World News
Oil Posts Modest Gains on Hope of US Debt Ceiling Deal
Oil on Friday achieved modest daily as well as weekly gains, the former attributed to the perception that Washington would achieve a debt ceiling deal and prevent a possible default.
Brent settled up 69 cents at $76.95 a barrel while West Texas Intermediate closed up 84 cents at $72.67 per barrel; both benchmarks posted a second week of gains, with Brent climbing 1.7 percent and WTI rising 1.6 percent.
Trading optimism rested on the flimsiest of circumstances, with U.S. treasury secretary Janet Yellen saying on Friday that Washington would run short of money to pay its bills on June 5 unless Congress raised the $31.4 trillion debt ceiling.
This presumably gave policy makers more time to negotiate, as previously the Treasury said the deal needed to be reached by June 1.
However, crude's Friday price rise was capped significantly by confusion arising from Saudi Arabia on one hand hinting at possibly more output cuts from the Organization of Petroleum Exporting Countries (OPEC), and Russia on the other said to be content with current prices and output.
This caused John Kilduff, founding partner at Again Capital, to remark, "I think we all are on guard here ahead of next week's OPEC meeting."
For the record, Bloomberg commodities analysts Julian Lee and Jack Whittels on Friday noted that there is scant evidence of a production cut that the Russians claimed was underway.

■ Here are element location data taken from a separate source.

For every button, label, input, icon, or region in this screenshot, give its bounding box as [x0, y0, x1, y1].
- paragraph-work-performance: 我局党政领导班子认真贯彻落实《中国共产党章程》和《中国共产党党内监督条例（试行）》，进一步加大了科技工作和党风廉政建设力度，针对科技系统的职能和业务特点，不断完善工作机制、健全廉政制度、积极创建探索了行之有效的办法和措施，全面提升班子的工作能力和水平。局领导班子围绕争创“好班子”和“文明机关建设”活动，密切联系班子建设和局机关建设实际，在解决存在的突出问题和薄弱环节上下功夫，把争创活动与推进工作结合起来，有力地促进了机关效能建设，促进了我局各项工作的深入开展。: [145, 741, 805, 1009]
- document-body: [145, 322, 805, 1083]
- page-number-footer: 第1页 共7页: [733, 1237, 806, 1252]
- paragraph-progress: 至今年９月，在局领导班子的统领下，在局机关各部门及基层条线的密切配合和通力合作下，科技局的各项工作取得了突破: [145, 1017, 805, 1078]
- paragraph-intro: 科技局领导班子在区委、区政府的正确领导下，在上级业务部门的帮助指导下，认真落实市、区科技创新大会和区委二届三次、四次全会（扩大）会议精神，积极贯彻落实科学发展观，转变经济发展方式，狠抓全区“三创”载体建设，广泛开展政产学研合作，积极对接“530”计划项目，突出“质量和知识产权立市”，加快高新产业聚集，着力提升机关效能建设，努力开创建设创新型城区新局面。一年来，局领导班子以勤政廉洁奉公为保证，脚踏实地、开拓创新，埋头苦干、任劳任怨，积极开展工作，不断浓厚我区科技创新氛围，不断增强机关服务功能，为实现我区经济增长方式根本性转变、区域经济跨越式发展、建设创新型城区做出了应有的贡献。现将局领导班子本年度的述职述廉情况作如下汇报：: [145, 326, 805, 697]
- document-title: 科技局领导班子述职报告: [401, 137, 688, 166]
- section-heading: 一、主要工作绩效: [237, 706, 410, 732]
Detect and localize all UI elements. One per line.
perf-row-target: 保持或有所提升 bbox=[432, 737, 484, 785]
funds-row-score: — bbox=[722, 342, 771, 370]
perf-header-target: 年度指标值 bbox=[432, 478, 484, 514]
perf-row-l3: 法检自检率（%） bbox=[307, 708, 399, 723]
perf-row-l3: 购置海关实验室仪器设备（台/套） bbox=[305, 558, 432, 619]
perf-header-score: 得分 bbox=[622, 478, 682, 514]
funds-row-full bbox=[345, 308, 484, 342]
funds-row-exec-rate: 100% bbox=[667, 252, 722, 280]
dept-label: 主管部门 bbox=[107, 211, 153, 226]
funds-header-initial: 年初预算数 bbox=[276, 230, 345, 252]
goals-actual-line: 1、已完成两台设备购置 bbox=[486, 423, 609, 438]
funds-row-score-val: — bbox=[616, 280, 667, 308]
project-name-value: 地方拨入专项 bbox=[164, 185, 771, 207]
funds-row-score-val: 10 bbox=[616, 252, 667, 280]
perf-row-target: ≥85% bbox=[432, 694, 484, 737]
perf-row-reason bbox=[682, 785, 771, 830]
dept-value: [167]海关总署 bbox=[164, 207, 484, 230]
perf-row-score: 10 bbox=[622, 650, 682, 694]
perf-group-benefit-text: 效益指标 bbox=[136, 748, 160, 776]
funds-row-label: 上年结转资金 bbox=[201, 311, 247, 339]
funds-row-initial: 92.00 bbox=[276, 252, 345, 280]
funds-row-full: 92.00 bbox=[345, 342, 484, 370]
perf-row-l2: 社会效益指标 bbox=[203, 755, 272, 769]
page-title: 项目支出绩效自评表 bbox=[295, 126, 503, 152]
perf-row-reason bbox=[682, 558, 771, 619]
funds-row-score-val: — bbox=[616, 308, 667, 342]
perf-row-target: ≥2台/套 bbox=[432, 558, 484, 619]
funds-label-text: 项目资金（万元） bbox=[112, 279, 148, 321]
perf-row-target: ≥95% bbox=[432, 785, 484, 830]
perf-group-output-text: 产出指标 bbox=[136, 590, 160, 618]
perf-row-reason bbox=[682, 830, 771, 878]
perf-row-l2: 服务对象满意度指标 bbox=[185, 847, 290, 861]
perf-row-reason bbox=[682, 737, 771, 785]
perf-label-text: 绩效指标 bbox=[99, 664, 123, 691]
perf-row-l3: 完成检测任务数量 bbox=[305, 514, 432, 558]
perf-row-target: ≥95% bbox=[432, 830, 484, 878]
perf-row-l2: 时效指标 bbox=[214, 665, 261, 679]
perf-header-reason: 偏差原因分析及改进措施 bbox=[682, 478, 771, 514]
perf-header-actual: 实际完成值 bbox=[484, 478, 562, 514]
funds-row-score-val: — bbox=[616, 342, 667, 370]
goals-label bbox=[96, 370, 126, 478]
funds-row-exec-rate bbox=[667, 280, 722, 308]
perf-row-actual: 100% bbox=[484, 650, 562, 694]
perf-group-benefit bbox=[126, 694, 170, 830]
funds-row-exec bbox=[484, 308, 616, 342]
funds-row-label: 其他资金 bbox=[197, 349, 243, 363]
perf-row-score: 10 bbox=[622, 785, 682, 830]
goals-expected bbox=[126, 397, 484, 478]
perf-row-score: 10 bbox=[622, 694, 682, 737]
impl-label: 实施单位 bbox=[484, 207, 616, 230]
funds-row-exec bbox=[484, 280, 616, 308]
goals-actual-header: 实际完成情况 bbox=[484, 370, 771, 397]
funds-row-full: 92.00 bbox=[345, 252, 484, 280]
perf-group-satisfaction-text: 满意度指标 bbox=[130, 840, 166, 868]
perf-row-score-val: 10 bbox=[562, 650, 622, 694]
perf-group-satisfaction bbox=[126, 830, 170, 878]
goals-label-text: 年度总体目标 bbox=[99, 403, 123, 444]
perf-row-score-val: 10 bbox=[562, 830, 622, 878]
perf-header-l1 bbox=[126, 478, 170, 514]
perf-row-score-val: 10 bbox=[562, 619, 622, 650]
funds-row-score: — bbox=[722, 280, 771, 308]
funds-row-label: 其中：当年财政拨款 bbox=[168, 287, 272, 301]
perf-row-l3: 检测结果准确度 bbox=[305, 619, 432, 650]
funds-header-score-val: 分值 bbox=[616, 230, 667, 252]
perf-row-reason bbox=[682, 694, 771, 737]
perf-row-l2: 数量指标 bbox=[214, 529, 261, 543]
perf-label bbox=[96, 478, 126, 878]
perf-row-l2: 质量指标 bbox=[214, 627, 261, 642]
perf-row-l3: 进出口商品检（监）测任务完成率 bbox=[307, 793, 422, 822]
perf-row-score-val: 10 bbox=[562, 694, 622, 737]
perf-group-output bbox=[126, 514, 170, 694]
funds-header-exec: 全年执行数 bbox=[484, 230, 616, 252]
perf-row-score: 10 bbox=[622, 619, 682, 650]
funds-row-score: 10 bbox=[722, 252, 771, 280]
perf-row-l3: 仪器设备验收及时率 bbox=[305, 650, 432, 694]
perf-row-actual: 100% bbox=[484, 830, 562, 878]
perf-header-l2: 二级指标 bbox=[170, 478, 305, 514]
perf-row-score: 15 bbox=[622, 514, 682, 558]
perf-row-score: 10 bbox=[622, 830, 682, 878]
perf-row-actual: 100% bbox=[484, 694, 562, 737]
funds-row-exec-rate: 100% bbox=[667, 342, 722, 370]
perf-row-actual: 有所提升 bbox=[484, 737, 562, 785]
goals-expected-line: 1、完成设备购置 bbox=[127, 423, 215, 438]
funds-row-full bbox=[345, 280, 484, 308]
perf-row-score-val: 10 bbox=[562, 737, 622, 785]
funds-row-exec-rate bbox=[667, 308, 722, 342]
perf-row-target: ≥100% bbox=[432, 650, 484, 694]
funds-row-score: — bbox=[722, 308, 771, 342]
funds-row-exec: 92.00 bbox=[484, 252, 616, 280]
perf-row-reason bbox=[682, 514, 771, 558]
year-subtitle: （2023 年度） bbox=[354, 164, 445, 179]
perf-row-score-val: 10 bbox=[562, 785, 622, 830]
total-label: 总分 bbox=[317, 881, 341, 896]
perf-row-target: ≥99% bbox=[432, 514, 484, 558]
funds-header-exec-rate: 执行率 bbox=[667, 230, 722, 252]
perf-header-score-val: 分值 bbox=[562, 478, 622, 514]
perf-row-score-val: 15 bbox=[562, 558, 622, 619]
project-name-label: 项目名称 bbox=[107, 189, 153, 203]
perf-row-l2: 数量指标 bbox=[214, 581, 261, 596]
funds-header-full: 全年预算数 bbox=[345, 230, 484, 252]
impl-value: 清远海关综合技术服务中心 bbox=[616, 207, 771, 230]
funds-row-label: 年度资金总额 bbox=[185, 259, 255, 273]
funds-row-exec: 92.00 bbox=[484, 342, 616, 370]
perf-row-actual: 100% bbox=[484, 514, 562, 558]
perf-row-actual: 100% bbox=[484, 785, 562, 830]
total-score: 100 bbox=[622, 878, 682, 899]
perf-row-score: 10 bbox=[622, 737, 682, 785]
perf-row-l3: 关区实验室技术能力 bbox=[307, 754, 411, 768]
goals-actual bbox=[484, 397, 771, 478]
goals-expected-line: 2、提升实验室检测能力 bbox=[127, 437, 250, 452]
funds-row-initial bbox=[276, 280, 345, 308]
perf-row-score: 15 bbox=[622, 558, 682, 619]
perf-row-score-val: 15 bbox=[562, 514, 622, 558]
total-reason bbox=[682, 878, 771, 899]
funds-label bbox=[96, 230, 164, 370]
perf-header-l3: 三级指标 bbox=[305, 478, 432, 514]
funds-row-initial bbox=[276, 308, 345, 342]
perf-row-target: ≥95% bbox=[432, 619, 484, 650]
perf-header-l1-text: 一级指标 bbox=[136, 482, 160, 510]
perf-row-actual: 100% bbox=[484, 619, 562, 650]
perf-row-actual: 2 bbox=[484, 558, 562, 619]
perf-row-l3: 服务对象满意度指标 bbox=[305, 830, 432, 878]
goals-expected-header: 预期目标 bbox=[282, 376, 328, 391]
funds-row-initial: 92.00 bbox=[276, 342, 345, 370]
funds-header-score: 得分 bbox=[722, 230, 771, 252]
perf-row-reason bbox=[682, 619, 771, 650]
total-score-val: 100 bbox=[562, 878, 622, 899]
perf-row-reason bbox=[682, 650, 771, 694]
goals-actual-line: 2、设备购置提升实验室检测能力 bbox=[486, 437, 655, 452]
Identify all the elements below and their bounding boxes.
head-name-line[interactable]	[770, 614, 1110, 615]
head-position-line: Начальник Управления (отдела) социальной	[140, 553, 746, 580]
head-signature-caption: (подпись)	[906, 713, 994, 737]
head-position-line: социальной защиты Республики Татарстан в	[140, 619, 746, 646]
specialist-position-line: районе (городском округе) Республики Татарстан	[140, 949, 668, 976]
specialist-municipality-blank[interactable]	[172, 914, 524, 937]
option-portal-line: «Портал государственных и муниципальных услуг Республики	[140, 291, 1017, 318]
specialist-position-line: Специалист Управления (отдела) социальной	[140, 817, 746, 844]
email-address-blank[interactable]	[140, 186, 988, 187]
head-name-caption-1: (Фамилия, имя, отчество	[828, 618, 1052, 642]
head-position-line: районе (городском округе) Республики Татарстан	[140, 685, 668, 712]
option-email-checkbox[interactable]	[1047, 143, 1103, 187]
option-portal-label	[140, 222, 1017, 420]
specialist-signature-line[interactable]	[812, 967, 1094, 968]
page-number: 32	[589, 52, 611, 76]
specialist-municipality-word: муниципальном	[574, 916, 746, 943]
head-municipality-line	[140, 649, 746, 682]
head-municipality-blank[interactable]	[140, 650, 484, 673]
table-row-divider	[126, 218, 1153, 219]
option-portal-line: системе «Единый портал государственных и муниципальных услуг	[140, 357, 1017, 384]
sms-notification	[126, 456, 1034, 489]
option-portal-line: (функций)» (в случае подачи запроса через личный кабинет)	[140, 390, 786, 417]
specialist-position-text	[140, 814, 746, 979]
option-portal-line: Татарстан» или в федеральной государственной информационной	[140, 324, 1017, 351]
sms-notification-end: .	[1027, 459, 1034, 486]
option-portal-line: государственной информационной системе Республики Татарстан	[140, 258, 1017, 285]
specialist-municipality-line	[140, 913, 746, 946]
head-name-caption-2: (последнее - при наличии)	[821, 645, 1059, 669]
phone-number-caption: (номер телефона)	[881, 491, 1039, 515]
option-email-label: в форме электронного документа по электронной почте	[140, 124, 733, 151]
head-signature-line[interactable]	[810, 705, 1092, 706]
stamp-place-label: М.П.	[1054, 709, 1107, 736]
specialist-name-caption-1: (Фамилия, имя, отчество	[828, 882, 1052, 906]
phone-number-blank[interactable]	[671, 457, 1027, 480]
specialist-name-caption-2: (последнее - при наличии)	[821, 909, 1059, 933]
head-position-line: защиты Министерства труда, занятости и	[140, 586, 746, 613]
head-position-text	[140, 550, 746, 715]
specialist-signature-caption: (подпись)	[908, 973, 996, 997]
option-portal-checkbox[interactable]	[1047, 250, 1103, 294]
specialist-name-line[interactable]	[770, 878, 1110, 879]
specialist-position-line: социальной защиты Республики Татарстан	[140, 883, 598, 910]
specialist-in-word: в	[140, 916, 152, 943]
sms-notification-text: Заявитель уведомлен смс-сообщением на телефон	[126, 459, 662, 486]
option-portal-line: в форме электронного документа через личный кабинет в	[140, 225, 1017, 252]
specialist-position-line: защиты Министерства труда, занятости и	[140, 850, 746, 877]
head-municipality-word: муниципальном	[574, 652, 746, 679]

They wrote, "Shipments of Russian crude beyond the country's borders are rising, not falling, even as the country is supposedly almost three months into a 500,000 barrel per day output cut, made in retaliation for sanctions and price caps imposed by Group of Seven nations.
"Yes, external flows of refined products are dropping, but they always fall around now; in fact, they declined by slightly less than they normally do between the first and second quarters."
Crude shipments from Russian ports in the four weeks to May 21 were more than 480,000 bpd higher than during the four weeks to Feb. 26, according to vessel tracking data.
In other oil related news on Friday, ConocoPhillips announced that it had exercised its right to acquire TotalEnergies' 50 percent stake in the Surmont oil sands field for $3 billion and as much as $325 million in contingent payments.
This gives the Texas-based energy giant full control of the Canadian operation and prevented Suncor Energy Inc. to buy into the site; however, TotalEnergies said in a statement that it would be "open" to completing a transaction with Suncor for the remaining assets from the original package.